Committees & Governance

Cross-Consortium Coordinating Team

The Cross-Consortium Coordinating Team (CCCT) at the University of California, San Francisco facilitates consortium-wide functions including driving cross-project coordination, including for consortium calls, scientific synergy and collaboration, and meetings and committees. The CCCT enables and drives both logistic and scientific synergy.

Consortium Steering Committee

The Consortium Steering Committee acts as the governing leadership and decision-making body for the project. This Committee’s primary purview is to maintain the cross-project scientific synergy of the Consortium. They oversee cross-validation projects, establish milestones and timelines, and monitor progress. They coordinate the activities of and gather input from critical stakeholders whose investment and support are important for project success, including the FDA, CMS, Alzheimer’s Association, etc.  This Committee reviews proposals for cross-site projects and ensures equitable shared-data publication practices across sites.  They also receive reports from and provide scientific, logistical, and administrative governance for the other Committees.  

Data Sharing and Harmonization Committee

The Data Sharing and Harmonization Committee, composed of clinician scientists and individuals with research technology expertise, identifies opportunities for, and implements practices that promote data sharing and harmonization.

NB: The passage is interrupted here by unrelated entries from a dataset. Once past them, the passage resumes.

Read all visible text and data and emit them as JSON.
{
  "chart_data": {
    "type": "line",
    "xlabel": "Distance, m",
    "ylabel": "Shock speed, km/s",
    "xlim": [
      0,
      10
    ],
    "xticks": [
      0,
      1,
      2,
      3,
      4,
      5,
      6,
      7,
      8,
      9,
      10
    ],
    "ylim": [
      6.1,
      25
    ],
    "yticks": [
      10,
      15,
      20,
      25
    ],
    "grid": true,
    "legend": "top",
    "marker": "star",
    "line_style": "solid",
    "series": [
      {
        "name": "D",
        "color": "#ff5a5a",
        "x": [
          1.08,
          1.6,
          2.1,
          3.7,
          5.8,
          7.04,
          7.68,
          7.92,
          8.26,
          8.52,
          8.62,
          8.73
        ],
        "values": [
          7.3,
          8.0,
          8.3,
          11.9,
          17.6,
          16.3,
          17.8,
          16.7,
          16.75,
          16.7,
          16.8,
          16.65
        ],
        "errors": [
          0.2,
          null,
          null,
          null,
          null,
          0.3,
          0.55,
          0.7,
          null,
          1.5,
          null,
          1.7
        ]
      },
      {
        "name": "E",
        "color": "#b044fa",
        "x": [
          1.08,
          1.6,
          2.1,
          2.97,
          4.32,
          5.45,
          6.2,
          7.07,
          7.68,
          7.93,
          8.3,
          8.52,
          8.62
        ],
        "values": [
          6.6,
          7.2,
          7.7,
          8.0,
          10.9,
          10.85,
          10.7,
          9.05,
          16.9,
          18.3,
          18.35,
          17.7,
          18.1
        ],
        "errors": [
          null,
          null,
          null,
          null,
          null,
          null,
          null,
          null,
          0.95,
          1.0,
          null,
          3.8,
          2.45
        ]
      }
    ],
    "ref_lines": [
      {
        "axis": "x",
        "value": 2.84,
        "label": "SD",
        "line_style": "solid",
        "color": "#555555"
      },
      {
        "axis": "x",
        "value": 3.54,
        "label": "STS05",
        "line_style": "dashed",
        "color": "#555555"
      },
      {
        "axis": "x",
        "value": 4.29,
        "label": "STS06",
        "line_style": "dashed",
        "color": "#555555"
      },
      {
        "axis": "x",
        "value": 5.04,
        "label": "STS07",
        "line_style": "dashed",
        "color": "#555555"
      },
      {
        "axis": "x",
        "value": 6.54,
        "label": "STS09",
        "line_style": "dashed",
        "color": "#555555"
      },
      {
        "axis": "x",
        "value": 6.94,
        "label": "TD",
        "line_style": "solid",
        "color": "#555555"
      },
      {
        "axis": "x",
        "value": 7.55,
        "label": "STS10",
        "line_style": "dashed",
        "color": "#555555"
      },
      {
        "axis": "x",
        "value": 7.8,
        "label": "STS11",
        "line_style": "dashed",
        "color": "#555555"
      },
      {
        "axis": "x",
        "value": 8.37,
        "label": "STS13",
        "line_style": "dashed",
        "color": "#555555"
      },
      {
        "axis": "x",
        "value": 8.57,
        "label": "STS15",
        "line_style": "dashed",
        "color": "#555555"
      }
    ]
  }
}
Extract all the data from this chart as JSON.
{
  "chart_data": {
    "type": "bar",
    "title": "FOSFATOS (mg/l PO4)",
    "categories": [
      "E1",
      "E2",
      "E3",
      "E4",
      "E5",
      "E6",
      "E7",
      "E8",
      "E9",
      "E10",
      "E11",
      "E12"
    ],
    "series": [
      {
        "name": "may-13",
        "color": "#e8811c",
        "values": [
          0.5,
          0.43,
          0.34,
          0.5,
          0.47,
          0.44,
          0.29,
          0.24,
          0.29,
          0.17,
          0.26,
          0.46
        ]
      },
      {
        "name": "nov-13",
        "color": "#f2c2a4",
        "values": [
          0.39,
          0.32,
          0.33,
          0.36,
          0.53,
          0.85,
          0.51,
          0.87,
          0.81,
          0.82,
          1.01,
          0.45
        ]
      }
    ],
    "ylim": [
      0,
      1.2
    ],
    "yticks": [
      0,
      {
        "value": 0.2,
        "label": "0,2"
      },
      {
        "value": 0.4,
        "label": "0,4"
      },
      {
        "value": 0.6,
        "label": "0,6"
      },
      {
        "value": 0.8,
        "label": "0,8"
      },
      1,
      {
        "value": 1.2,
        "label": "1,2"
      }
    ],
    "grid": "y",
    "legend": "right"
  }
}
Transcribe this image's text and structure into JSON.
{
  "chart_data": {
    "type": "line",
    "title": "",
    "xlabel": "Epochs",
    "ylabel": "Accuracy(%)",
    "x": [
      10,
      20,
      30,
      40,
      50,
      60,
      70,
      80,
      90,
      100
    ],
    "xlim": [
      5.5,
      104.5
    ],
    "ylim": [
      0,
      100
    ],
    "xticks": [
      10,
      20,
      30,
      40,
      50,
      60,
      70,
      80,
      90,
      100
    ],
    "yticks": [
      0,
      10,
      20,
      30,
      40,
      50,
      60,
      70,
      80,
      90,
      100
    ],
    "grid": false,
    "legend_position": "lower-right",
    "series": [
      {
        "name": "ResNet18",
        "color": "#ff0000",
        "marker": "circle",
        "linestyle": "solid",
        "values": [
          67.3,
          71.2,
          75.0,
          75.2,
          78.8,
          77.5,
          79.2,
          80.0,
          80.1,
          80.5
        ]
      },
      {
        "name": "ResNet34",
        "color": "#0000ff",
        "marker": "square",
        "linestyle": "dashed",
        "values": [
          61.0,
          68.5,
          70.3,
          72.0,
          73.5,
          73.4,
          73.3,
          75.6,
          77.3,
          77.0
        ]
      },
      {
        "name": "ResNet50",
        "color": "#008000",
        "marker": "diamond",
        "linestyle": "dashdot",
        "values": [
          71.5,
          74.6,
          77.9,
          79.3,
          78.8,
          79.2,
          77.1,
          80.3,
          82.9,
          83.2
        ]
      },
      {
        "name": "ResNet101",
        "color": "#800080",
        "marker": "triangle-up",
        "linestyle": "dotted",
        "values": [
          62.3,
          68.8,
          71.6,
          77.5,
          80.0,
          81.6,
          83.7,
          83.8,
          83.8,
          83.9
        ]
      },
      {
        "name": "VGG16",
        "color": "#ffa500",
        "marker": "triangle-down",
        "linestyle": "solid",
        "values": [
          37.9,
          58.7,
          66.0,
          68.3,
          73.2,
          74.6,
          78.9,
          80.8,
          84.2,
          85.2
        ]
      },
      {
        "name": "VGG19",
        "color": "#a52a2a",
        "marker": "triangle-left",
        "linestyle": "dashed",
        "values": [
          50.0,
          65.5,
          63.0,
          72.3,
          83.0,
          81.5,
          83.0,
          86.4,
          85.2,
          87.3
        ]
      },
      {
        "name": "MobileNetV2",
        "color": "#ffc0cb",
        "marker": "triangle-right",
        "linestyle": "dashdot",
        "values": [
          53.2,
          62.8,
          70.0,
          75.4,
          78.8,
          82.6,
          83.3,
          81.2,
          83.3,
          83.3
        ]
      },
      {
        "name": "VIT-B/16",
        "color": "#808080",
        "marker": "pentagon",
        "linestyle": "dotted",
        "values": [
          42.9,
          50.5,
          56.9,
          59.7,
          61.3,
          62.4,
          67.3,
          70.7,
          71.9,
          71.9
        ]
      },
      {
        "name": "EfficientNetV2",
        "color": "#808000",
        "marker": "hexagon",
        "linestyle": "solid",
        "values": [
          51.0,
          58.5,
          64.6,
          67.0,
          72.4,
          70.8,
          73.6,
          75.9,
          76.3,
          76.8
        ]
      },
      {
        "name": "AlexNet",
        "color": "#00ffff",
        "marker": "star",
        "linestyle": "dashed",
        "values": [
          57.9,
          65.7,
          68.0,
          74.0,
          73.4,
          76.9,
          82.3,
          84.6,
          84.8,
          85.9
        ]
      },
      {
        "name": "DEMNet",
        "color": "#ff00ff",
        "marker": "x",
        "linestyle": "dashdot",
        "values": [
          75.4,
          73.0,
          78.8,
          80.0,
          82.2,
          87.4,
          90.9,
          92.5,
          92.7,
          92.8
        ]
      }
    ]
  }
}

It is the purview of this Committee to ensure maximal data sharing of Consortium data, both within and beyond the Consortium, and to investigate and make recommendations about data sharing tools and repositories that would facilitate this sharing. This Committee is responsible for establishing reliance agreements across site IRBs to facilitate sharing of de-identified clinical data. 

Clinical Practice Committee

The Clinical Practice Committee, composed of representatives with expertise in implementation science, primary care, and health disparities research, works to implement paradigms and relationships with primary care providers, health systems, and health disparities populations. This Committee is responsible for guiding successful strategies for the implementation of protocols in everyday clinical settings across health disparities populations, and to guide implementation research protocols and benchmarks for success. 

Analysis Committee

The Analysis Committee, composed of experts in statistics, research design, and data science, is responsible for study design and statistical analysis. This Committee is dedicated to providing a sophisticated approach to research design and statistical analysis plans for the data being collected throughout the Consortium and with an emphasis on cross-validation projects.  This Committee maintains an updated and clear understanding of the key scientific goals of the project, as articulated by the Steering Committee, and works with the project leadership to derive specific statistical analysis plans to most effectively and efficiently answer the Consortium’s scientific questions.